Diverses méthodes existent pour acquérir des informations sur l’accessibilité d’un territoire, et de manière plus générale sur la mobilité existante.

Elles sont centrées en particulier autour de l’observation et de l’écoute. Elles s’intéressent aux déplacements des individus, mais les méthodes employées peuvent être individuelles ou collectives.

L’observation peut être réalisée notamment au moyen d’un diagnostic en marchant. Des lieux clés de la commune en matière de mobilité (centre bourg, secteurs résidentiels, zones d’activités, abords des gares et des PEM, pôles générateurs de déplacements), ou l’ensemble du territoire partagé en secteurs si le territoire et le nombre de participants le permet, sont arpentés afin de recueillir les observations, les s, les pratiques. Les participants peuvent être des élus, des techniciens, des acteurs locaux, les membres du comité des partenaires ou du conseil de développement, des usagers ou habitants volontaires.
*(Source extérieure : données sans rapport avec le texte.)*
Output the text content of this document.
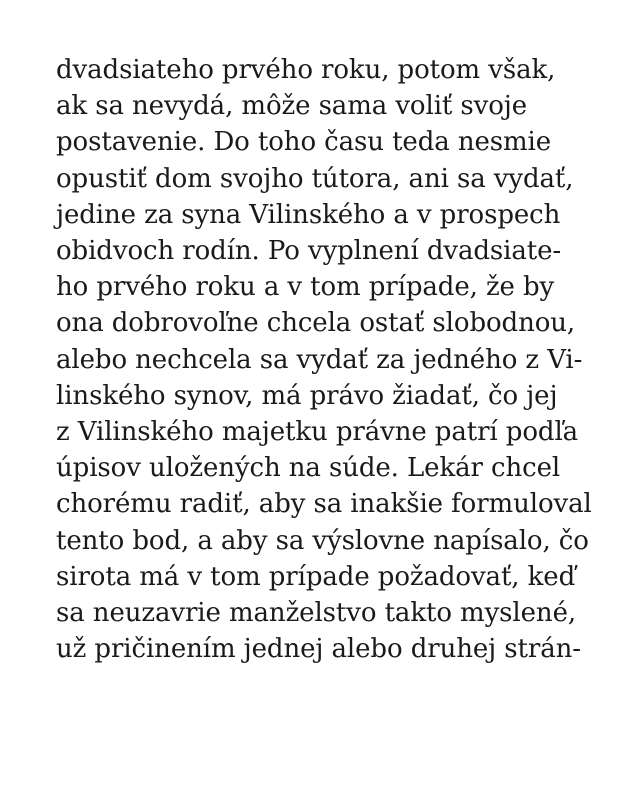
dvadsiateho prvého roku, potom však,
ak sa nevydá, môže sama voliť svoje
postavenie. Do toho času teda nesmie
opustiť dom svojho tútora, ani sa vydať,
jedine za syna Vilinského a v prospech
obidvoch rodín. Po vyplnení dvadsiate-
ho prvého roku a v tom prípade, že by
ona dobrovoľne chcela ostať slobodnou,
alebo nechcela sa vydať za jedného z Vi-
linského synov, má právo žiadať, čo jej
z Vilinského majetku právne patrí podľa
úpisov uložených na súde. Lekár chcel
chorému radiť, aby sa inakšie formuloval
tento bod, a aby sa výslovne napísalo, čo
sirota má v tom prípade požadovať, keď
sa neuzavrie manželstvo takto myslené,
už pričinením jednej alebo druhej strán-
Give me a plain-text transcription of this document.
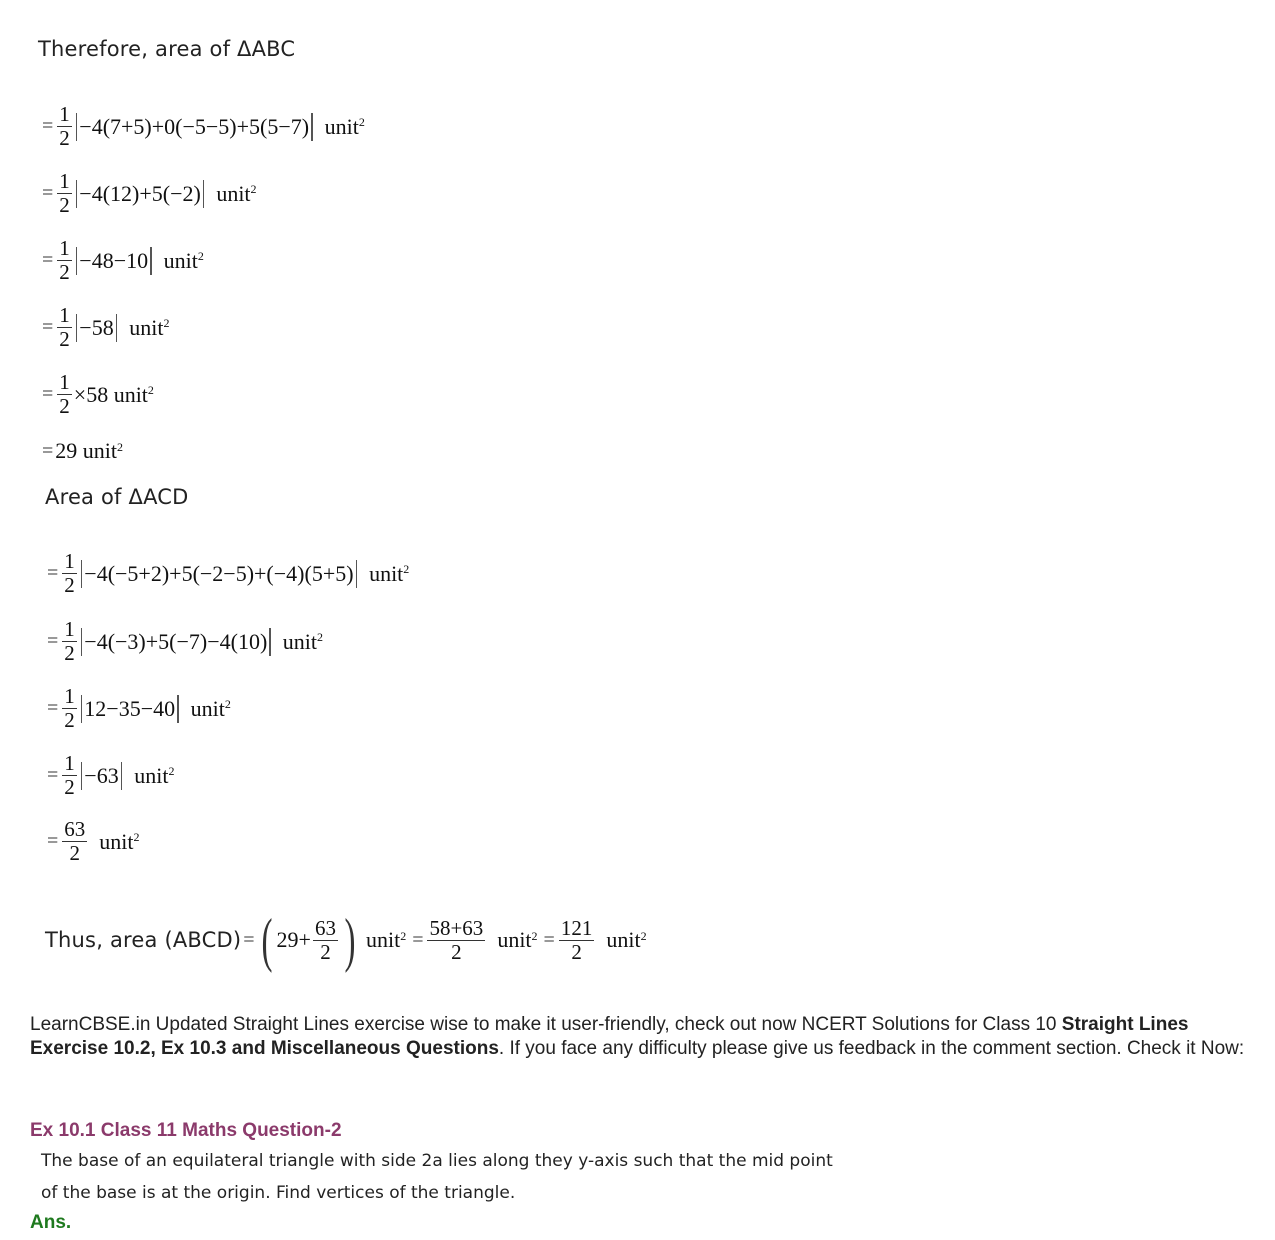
Therefore, area of ΔABC
= $\frac{1}{2} -4(7+5)+0(-5-5)+5(5-7)$ unit 2
= $\frac{1}{2} -4(12)+5(-2)$ unit 2
= $\frac{1}{2} -48-10$ unit 2
= $\frac{1}{2} -58$ unit 2
= $\frac{1}{2} \times 58$ unit 2
= 29 unit 2
Area of ΔACD
= $\frac{1}{2} -4(-5+2)+5(-2-5)+(-4)(5+5)$ unit 2
= $\frac{1}{2} -4(-3)+5(-7)-4(10)$ unit 2
= $\frac{1}{2} 12-35-40$ unit 2
= $\frac{1}{2} -63$ unit 2
= $\frac{63}{2}$ unit 2
Thus, area (ABCD) = ( $29+ \frac{63}{2}$ ) unit $2 = \frac{58+63}{2}$ unit $2 = \frac{121}{2}$ unit 2
LearnCBSE.in Updated Straight Lines exercise wise to make it user-friendly, check out now NCERT Solutions for Class 10 Straight Lines Exercise 10.2, Ex 10.3 and Miscellaneous Questions. If you face any difficulty please give us feedback in the comment section. Check it Now:
Ex 10.1 Class 11 Maths Question-2
The base of an equilateral triangle with side 2a lies along they y-axis such that the mid point
of the base is at the origin. Find vertices of the triangle.
Ans.
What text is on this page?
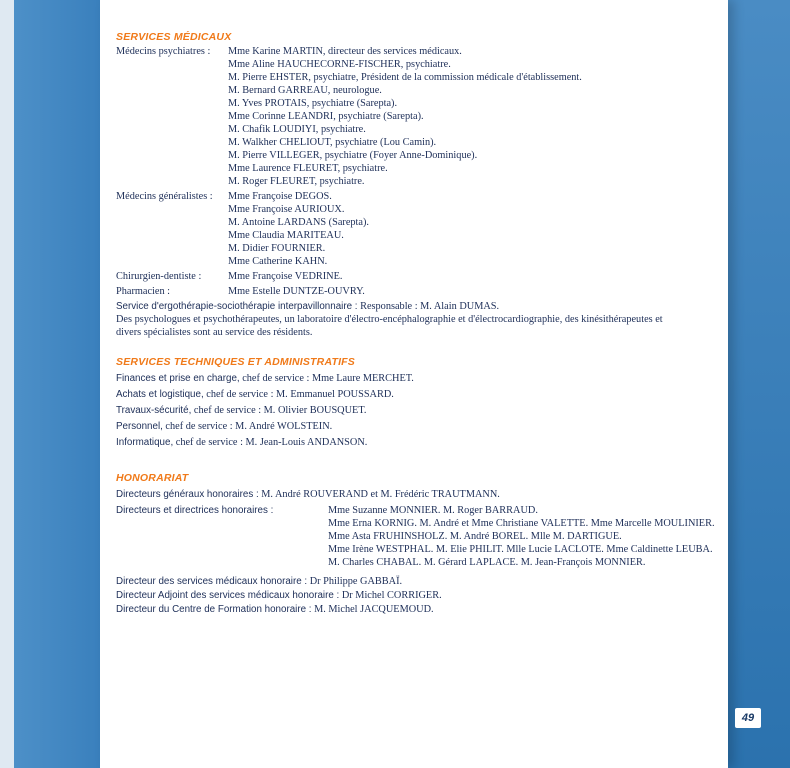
SERVICES MÉDICAUX
Médecins psychiatres : Mme Karine MARTIN, directeur des services médicaux.
Mme Aline HAUCHECORNE-FISCHER, psychiatre.
M. Pierre EHSTER, psychiatre, Président de la commission médicale d'établissement.
M. Bernard GARREAU, neurologue.
M. Yves PROTAIS, psychiatre (Sarepta).
Mme Corinne LEANDRI, psychiatre (Sarepta).
M. Chafik LOUDIYI, psychiatre.
M. Walkher CHELIOUT, psychiatre (Lou Camin).
M. Pierre VILLEGER, psychiatre (Foyer Anne-Dominique).
Mme Laurence FLEURET, psychiatre.
M. Roger FLEURET, psychiatre.
Médecins généralistes : Mme Françoise DEGOS.
Mme Françoise AURIOUX.
M. Antoine LARDANS (Sarepta).
Mme Claudia MARITEAU.
M. Didier FOURNIER.
Mme Catherine KAHN.
Chirurgien-dentiste :	Mme Françoise VEDRINE.
Pharmacien :	Mme Estelle DUNTZE-OUVRY.
Service d'ergothérapie-sociothérapie interpavillonnaire : Responsable : M. Alain DUMAS.
Des psychologues et psychothérapeutes, un laboratoire d'électro-encéphalographie et d'électrocardiographie, des kinésithérapeutes et
divers spécialistes sont au service des résidents.
SERVICES TECHNIQUES ET ADMINISTRATIFS
Finances et prise en charge, chef de service : Mme Laure MERCHET.
Achats et logistique, chef de service : M. Emmanuel POUSSARD.
Travaux-sécurité, chef de service : M. Olivier BOUSQUET.
Personnel, chef de service : M. André WOLSTEIN.
Informatique, chef de service : M. Jean-Louis ANDANSON.
HONORARIAT
Directeurs généraux honoraires : M. André ROUVERAND et M. Frédéric TRAUTMANN.
Directeurs et directrices honoraires :	Mme Suzanne MONNIER. M. Roger BARRAUD.
Mme Erna KORNIG. M. André et Mme Christiane VALETTE. Mme Marcelle MOULINIER.
Mme Asta FRUHINSHOLZ. M. André BOREL. Mlle M. DARTIGUE.
Mme Irène WESTPHAL. M. Elie PHILIT. Mlle Lucie LACLOTE. Mme Caldinette LEUBA.
M. Charles CHABAL. M. Gérard LAPLACE. M. Jean-François MONNIER.
Directeur des services médicaux honoraire : Dr Philippe GABBAÏ.
Directeur Adjoint des services médicaux honoraire : Dr Michel CORRIGER.
Directeur du Centre de Formation honoraire : M. Michel JACQUEMOUD.
49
L’écoute peut se faire au moyen d’entretiens, d’enquêtes, de groupes de travail réunis en ateliers ou en focus group.   

On distingue trois types d’entretiens, selon le degré de liberté par rapport au cadre, accordé à l’enquêteur et à l’enquêté : l’entretien directif ou questionnaire, l’entretien semi-directif, l’entretien non directif ou compréhensif. Ils peuvent être réalisés en présentiel, par téléphone, par courrier ou encore par internet.

Les entretiens et enquêtes qualitatives sont abordés dans la brique de Capamob : Mener et exploiter des enquêtes, qui recoupe et complète les informations de la présente brique. Les méthodes et processus décrits dans « mener et exploiter des enquêtes » s’appliquent au recueil des besoins de mobilité, mais sont également pertinentes pour acquérir la connaissance des logiques de mobilité des usagers du territoire, et à travers elles de mesurer de manière qualitative l’accessibilité du territoire.

Exemples :


De manière plus générale, la mobilisation des partenaires et la concertation est bénéfique aux différentes étapes de l’élaboration d’une stratégie de mobilité, ou de la réalisation d’un Plan de mobilité simplifié (PDMS).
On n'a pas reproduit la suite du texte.